In biomimetics, designing an effective ``catch and release'' device for the selective removal of target species from the surrounding solution is critical for developing autonomous sensors and sorters. Using computational simulation, we model an array of oscillating fins that are tethered on the floor of a microchannel and immersed in a binary-fluid stream. During the oscillation, the fins with the specific chemical wetting reach the upper fluid when they are upright and are entirely within the lower stream when they are tilted. We introduce specific adhesive interactions between the fins and particulates in the solution and determine conditions where the oscillating fins can selectively bind (``catch'') target nanoparticles within the upper fluid stream and then release these particles into the lower stream.
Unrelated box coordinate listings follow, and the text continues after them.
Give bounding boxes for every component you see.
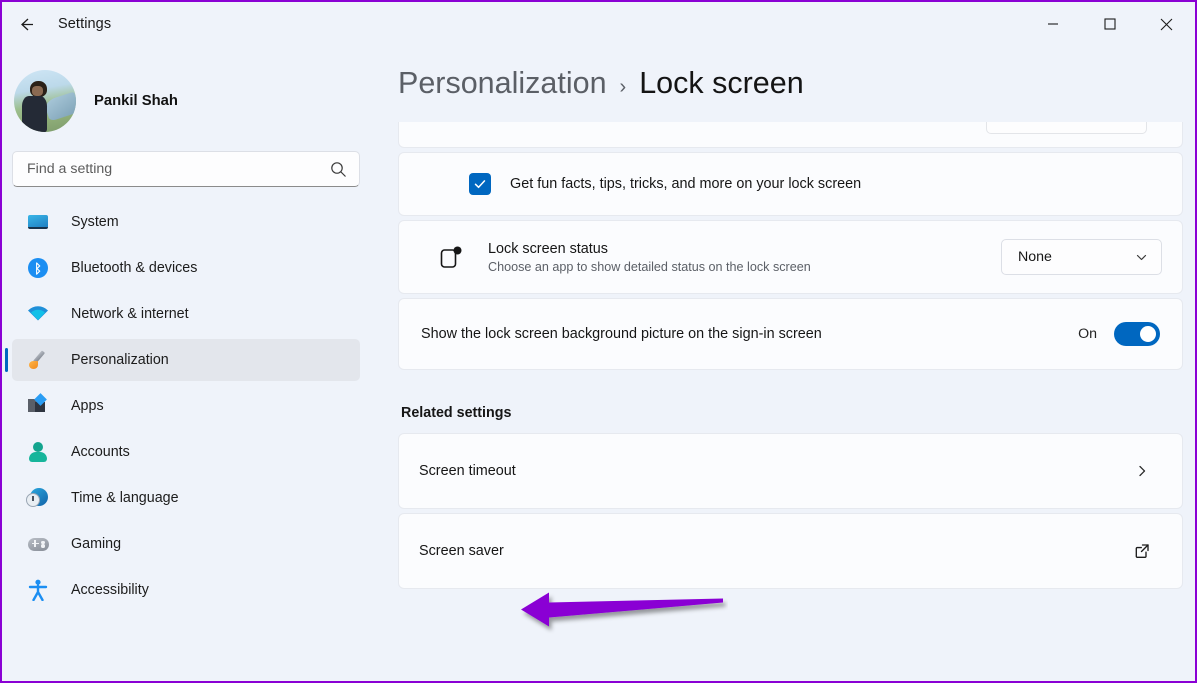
fun-facts-label: Get fun facts, tips, tricks, and more on… [510, 176, 862, 192]
clipped-card-above [398, 122, 1183, 148]
settings-list: Get fun facts, tips, tricks, and more on… [374, 122, 1195, 589]
sidebar-item-label: Apps [71, 398, 104, 414]
window-title: Settings [58, 16, 112, 32]
sidebar-item-label: Accounts [71, 444, 130, 460]
signin-background-state: On [1078, 326, 1097, 342]
sidebar: Pankil Shah System ᛒ Bluetooth & devices [2, 46, 374, 681]
close-button[interactable] [1138, 2, 1195, 46]
toggle-knob [1140, 326, 1156, 342]
close-icon [1160, 18, 1173, 30]
minimize-button[interactable] [1024, 2, 1081, 46]
sidebar-item-network-internet[interactable]: Network & internet [12, 293, 360, 335]
screen-timeout-row[interactable]: Screen timeout [399, 434, 1182, 508]
gamepad-icon [26, 532, 50, 556]
sidebar-item-label: Network & internet [71, 306, 189, 322]
back-arrow-icon [20, 18, 33, 30]
sidebar-item-label: Gaming [71, 536, 122, 552]
sidebar-item-label: Accessibility [71, 582, 149, 598]
sidebar-item-apps[interactable]: Apps [12, 385, 360, 427]
chevron-right-icon [1130, 459, 1154, 483]
clock-globe-icon [26, 486, 50, 510]
related-settings-heading: Related settings [401, 405, 512, 421]
lock-screen-status-card: Lock screen status Choose an app to show… [398, 220, 1183, 294]
lock-screen-status-row: Lock screen status Choose an app to show… [399, 221, 1182, 293]
breadcrumb-separator-icon: › [619, 76, 627, 98]
sidebar-item-time-language[interactable]: Time & language [12, 477, 360, 519]
sidebar-item-label: Personalization [71, 352, 169, 368]
sidebar-item-gaming[interactable]: Gaming [12, 523, 360, 565]
sidebar-item-label: Bluetooth & devices [71, 260, 198, 276]
system-icon [26, 210, 50, 234]
fun-facts-checkbox[interactable] [469, 173, 491, 195]
account-icon [26, 440, 50, 464]
screen-timeout-label: Screen timeout [419, 463, 516, 479]
search-icon [331, 161, 346, 177]
wifi-icon [26, 302, 50, 326]
sidebar-item-personalization[interactable]: Personalization [5, 339, 360, 381]
lock-screen-status-texts: Lock screen status Choose an app to show… [488, 241, 1001, 274]
lock-screen-status-dropdown[interactable]: None [1001, 239, 1162, 275]
main-content: Personalization › Lock screen Get fun fa… [374, 46, 1195, 681]
screen-timeout-card: Screen timeout [398, 433, 1183, 509]
external-link-icon [1130, 539, 1154, 563]
title-bar: Settings [2, 2, 1195, 46]
apps-icon [26, 393, 50, 418]
avatar [14, 70, 76, 132]
fun-facts-row[interactable]: Get fun facts, tips, tricks, and more on… [399, 153, 1182, 215]
dropdown-value: None [1018, 249, 1052, 265]
accessibility-icon [26, 578, 50, 602]
sidebar-item-accounts[interactable]: Accounts [12, 431, 360, 473]
lock-screen-status-subtitle: Choose an app to show detailed status on… [488, 259, 811, 274]
profile-name: Pankil Shah [94, 93, 178, 109]
fun-facts-card: Get fun facts, tips, tricks, and more on… [398, 152, 1183, 216]
screen-saver-card: Screen saver [398, 513, 1183, 589]
window-controls [1024, 2, 1195, 46]
breadcrumb-parent[interactable]: Personalization [398, 66, 607, 101]
chevron-down-icon [1136, 254, 1147, 260]
signin-background-card: Show the lock screen background picture … [398, 298, 1183, 370]
lock-screen-status-title: Lock screen status [488, 240, 608, 257]
bluetooth-icon: ᛒ [26, 256, 50, 280]
screen-saver-row[interactable]: Screen saver [399, 514, 1182, 588]
minimize-icon [1047, 23, 1058, 25]
back-button[interactable] [9, 7, 43, 41]
profile-section[interactable]: Pankil Shah [2, 46, 374, 138]
app-badge-icon [436, 242, 466, 272]
sidebar-item-bluetooth-devices[interactable]: ᛒ Bluetooth & devices [12, 247, 360, 289]
maximize-icon [1103, 18, 1116, 30]
signin-background-row: Show the lock screen background picture … [399, 299, 1182, 369]
paintbrush-icon [26, 348, 50, 372]
screen-saver-label: Screen saver [419, 543, 504, 559]
settings-window: Settings Pankil Shah Find a setting Syst… [0, 0, 1197, 683]
checkmark-icon [474, 180, 486, 189]
maximize-button[interactable] [1081, 2, 1138, 46]
breadcrumb: Personalization › Lock screen [374, 46, 1195, 122]
search-box[interactable] [12, 151, 360, 187]
sidebar-item-label: Time & language [71, 490, 179, 506]
page-title: Lock screen [639, 66, 804, 100]
sidebar-nav: System ᛒ Bluetooth & devices Network & i… [2, 201, 374, 611]
sidebar-item-label: System [71, 214, 119, 230]
search-input[interactable] [27, 161, 330, 177]
signin-background-label: Show the lock screen background picture … [421, 326, 822, 342]
signin-background-toggle[interactable] [1114, 322, 1160, 346]
sidebar-item-accessibility[interactable]: Accessibility [12, 569, 360, 611]
sidebar-item-system[interactable]: System [12, 201, 360, 243]
clipped-dropdown[interactable] [986, 122, 1147, 134]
We isolate the effects of chemical wetting on the fins (e.g., wetting contact angle between fins and fluid) and mechanical parameters (e.g., frequency of fins' oscillations) that lead to the efficient extraction of target species from the upper stream and placement into the lower fluid. Our understanding provides fundamental insights into the system's complex dynamics and mechanism for detection, separation, and purification of multi-component mixtures.